Le ragioni del ritardo, scrivono i quotidiani, sono le solite: complessità della materia e divisioni politiche su come affrontarla. Che qualcosa non stesse andando per il verso giusto lo si poteva capire già dalla riunione del Consiglio dei ministri del 20 marzo: convocata alle 14, venne sospesa poco dopo per dare il tempo ai tecnici di consultarsi sui punti più controversi, fu poi riconvocata di nuovo poco prima delle 19 e quindi proseguì fino alle 21 quando venne pubblicato un comunicato vago e generico che lasciava intuire come nel governo non ci fosse accordo su niente o quasi.

L’argomento del decreto, appalti pubblici ed edilizia, è particolarmente complicato e specialistico, ma la divisione tra i due schieramenti è abbastanza chiara. La Lega, sostenuta da molte associazioni di imprenditori, in nome della “semplificazione”, vuole ridurre il più possibile i controlli e i regolamenti anticorruzione e antimafia, oltre che la burocrazia in generale. Il Movimento, un tempo la forza politica che chiedeva la maggiore severità nella gestione di appalti e regolamenti, condivide il principio in generale, ma non è disposto a far passare tutto ciò che chiede la Lega. Per il Movimento si occupa del decreto il ministro dei Trasporti e Infrastrutture Danilo Toninelli. La Lega invece lo segue tramite il sottosegretario Armando Siri.

Un caso tipico di questa trattativa è la soglia nel valore di un appalto oltre la quale è necessario fare una gara. Attualmente questa soglia è di 40 mila euro ed è ritenuta troppo bassa da molti imprenditori. Nel corso dell’elaborazione del decreto si è parlato di alzarla fino a un milione di euro, una norma che era stata appropriatamente ribattezzata “ammazza gare”, perché avrebbe cancellato in un momento la maggioranza delle gare d’appalto pubbliche che si fanno in Italia. Nelle ultime bozze di decreto questa soglia sembra che sia stata abbassata a 200 mila euro.

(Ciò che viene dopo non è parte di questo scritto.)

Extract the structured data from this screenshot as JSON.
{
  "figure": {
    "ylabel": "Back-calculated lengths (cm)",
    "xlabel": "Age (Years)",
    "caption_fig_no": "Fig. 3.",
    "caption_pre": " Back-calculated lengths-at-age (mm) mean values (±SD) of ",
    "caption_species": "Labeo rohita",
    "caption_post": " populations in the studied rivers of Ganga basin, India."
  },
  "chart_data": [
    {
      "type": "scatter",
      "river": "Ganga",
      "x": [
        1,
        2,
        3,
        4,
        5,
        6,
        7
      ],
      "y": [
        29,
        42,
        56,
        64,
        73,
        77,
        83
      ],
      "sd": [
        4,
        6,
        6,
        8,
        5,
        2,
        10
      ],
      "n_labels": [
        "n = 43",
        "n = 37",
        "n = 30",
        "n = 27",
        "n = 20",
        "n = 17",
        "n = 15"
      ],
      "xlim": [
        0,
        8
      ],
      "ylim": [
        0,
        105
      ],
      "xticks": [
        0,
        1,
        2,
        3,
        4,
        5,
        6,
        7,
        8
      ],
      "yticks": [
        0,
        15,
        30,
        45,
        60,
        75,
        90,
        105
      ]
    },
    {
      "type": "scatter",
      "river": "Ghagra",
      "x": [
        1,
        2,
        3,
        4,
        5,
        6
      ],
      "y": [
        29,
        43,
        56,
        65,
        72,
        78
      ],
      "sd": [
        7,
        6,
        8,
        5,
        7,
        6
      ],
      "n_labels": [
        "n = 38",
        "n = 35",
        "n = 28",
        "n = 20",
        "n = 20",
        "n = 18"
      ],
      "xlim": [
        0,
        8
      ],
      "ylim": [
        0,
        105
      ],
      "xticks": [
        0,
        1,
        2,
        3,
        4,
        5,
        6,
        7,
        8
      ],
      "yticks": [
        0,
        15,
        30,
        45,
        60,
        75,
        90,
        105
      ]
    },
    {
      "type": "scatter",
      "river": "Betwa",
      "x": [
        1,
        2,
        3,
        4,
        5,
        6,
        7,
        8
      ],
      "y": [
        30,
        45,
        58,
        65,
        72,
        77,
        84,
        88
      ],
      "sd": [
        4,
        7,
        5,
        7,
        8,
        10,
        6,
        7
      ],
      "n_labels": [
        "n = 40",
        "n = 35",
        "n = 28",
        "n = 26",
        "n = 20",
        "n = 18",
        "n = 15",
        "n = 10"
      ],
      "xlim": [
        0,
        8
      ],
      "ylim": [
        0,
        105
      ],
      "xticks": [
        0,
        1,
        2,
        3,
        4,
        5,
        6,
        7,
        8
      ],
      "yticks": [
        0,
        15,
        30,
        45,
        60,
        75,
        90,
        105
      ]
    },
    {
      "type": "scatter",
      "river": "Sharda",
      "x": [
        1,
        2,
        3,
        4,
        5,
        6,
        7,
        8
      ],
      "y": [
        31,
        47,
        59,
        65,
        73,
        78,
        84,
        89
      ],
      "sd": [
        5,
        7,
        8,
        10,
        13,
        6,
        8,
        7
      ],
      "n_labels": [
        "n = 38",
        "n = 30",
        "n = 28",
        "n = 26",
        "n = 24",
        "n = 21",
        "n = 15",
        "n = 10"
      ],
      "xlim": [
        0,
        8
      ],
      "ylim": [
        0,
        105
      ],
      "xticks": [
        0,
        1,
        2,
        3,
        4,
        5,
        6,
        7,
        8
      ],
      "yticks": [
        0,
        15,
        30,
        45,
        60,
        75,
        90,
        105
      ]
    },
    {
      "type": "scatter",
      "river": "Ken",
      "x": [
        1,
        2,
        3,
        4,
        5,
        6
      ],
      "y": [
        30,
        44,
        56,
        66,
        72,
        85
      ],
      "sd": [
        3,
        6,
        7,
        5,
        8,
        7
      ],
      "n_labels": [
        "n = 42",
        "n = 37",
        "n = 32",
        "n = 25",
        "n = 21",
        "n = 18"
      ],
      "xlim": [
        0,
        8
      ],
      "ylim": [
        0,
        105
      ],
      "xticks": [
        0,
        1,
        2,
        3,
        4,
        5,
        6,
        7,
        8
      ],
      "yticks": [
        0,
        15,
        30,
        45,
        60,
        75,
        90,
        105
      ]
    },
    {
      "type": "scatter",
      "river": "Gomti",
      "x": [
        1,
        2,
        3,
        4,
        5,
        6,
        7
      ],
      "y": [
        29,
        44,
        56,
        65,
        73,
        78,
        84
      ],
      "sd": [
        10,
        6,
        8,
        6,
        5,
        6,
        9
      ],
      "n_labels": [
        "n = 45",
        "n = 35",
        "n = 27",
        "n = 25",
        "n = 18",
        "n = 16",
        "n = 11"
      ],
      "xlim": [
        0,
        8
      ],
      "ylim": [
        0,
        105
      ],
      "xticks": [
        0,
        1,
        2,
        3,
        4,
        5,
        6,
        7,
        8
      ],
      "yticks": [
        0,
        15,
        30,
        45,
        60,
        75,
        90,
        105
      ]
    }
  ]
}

Il decreto toccherà anche la normativa per i subappalti, che sarà allargata (sarà insomma possibile fare più subappalti e più facilmente), dovrebbero inoltre essere molto allargati i poteri dei commissari straordinari governativi, che potranno occuparsi di opere pubbliche agendo in deroga rispetto a gran parte delle leggi sui contratti pubblici; e verrà anche ripristinato il “massimo ribasso”  come norma nella scelta dei vincitori degli appalti (si sceglie chi offre la cifra minore, senza meccanismi per premiare altri aspetti, come avveniva col meccanismo dell’offerta “economicamente più vantaggiosa”).

L’insieme delle modifiche che sembra saranno introdotte dal decreto piace alle associazioni di costruttori che in questi giorni esprimono cauto ottimismo sulla norma (anche loro hanno visto solo le bozze del testo). Sono invece contrari sindacati e altre associazioni. Alberto Vannucci, professore di Scienza politica all’Università di Pisa e membro della presidenza dell’associazione Libera ha ribattezzato la legge “sblocca-tangenti”, mentre il sindacato degli edili della CGIL, la FILLEA, ha scelto il termine “sblocca-porcate”. Il segretario, Alessandro Genovesi, ha spiegato che con il decreto: «Torneremo alla legge della giungla, con tutto ciò che questo vuol dire in termini di lavoro nero, rispetto dei contratti di lavoro, sicurezza, legalità e corruzione».